BSPED2015 ORAL COMMUNICATIONS Oral Communications 1 (2 abstracts)
Alder Hey Childrens Hospital, Liverpool, UK.
Background: Constitutional delay of growth and puberty (CDGP) is the commonest cause of delayed puberty in boys and differentiation of CDGP from other causes of delayed puberty can sometimes be challenging. We report a boy with delayed puberty due to a pituitary adenoma.
Case: A 15-year-old boy was referred for endocrinology consultation with concerns regarding short stature and delayed puberty. There was no history or laboratory evidence suggestive of chronic illness. The tanner pubertal staging showed A1P2G2 with testicular volumes of 4 ml on the right and 3 ml on the left side. The glucagon stimulation test that performed at the referring hospital showed a peak GH of 4.3 μg/l and the GnRH test showed a peak LH of 11.6 U/l. A repeat primed glucagon stimulation test showed a peak GH of 2.07 μg/l confirming GH deficiency. He was commenced on growth hormone therapy. An MRI scan revealed the presence of a pituitary lesion (2×1.5×1.7 cm), which was slightly displacing the optic chiasma. A formal ophthalmology examination did not show any visual abnormality. Further investigations showed a normal Synacthen test, normal thyroid function, and a slightly elevated prolactin at 475 pmol/l (0350). The lesion was removed by transphenoidal surgery and the biopsy confirmed pituitary adenoma. There was no progression of puberty 6 months after the surgery suggesting hypogonadotropic hypogonadism and testosterone therapy was commenced.
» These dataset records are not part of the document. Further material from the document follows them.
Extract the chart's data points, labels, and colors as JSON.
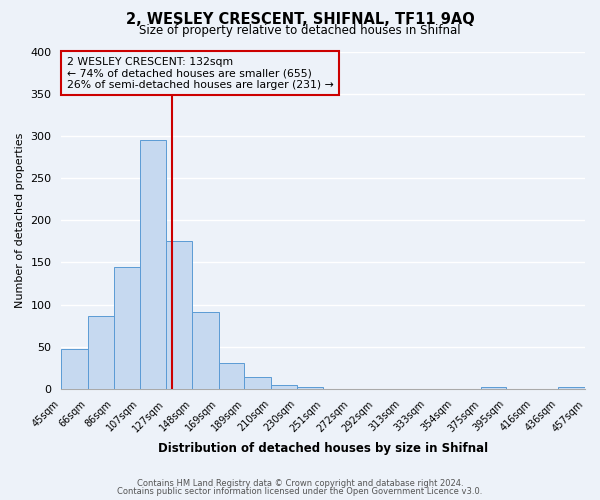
{
  "title": "2, WESLEY CRESCENT, SHIFNAL, TF11 9AQ",
  "subtitle": "Size of property relative to detached houses in Shifnal",
  "xlabel": "Distribution of detached houses by size in Shifnal",
  "ylabel": "Number of detached properties",
  "bin_labels": [
    "45sqm",
    "66sqm",
    "86sqm",
    "107sqm",
    "127sqm",
    "148sqm",
    "169sqm",
    "189sqm",
    "210sqm",
    "230sqm",
    "251sqm",
    "272sqm",
    "292sqm",
    "313sqm",
    "333sqm",
    "354sqm",
    "375sqm",
    "395sqm",
    "416sqm",
    "436sqm",
    "457sqm"
  ],
  "bin_edges": [
    45,
    66,
    86,
    107,
    127,
    148,
    169,
    189,
    210,
    230,
    251,
    272,
    292,
    313,
    333,
    354,
    375,
    395,
    416,
    436,
    457
  ],
  "bar_heights": [
    47,
    86,
    145,
    295,
    175,
    91,
    31,
    14,
    5,
    2,
    0,
    0,
    0,
    0,
    0,
    0,
    2,
    0,
    0,
    2
  ],
  "bar_color": "#c6d9f0",
  "bar_edge_color": "#5b9bd5",
  "red_line_x": 132,
  "ylim": [
    0,
    400
  ],
  "yticks": [
    0,
    50,
    100,
    150,
    200,
    250,
    300,
    350,
    400
  ],
  "annotation_title": "2 WESLEY CRESCENT: 132sqm",
  "annotation_line1": "← 74% of detached houses are smaller (655)",
  "annotation_line2": "26% of semi-detached houses are larger (231) →",
  "annotation_box_color": "#cc0000",
  "footnote1": "Contains HM Land Registry data © Crown copyright and database right 2024.",
  "footnote2": "Contains public sector information licensed under the Open Government Licence v3.0.",
  "bg_color": "#edf2f9",
  "grid_color": "#ffffff"
}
Conclusion: Non-functioning pituitary adenomas are rare in adolescence. Although the most common cause of delayed puberty in boys is CDGP, this is a diagnosis of exclusion. Detailed history, physical examination, auxology, bone maturation, biochemistry, and MRI based on clinical findings may be necessary to exclude other causes of hypogonadism.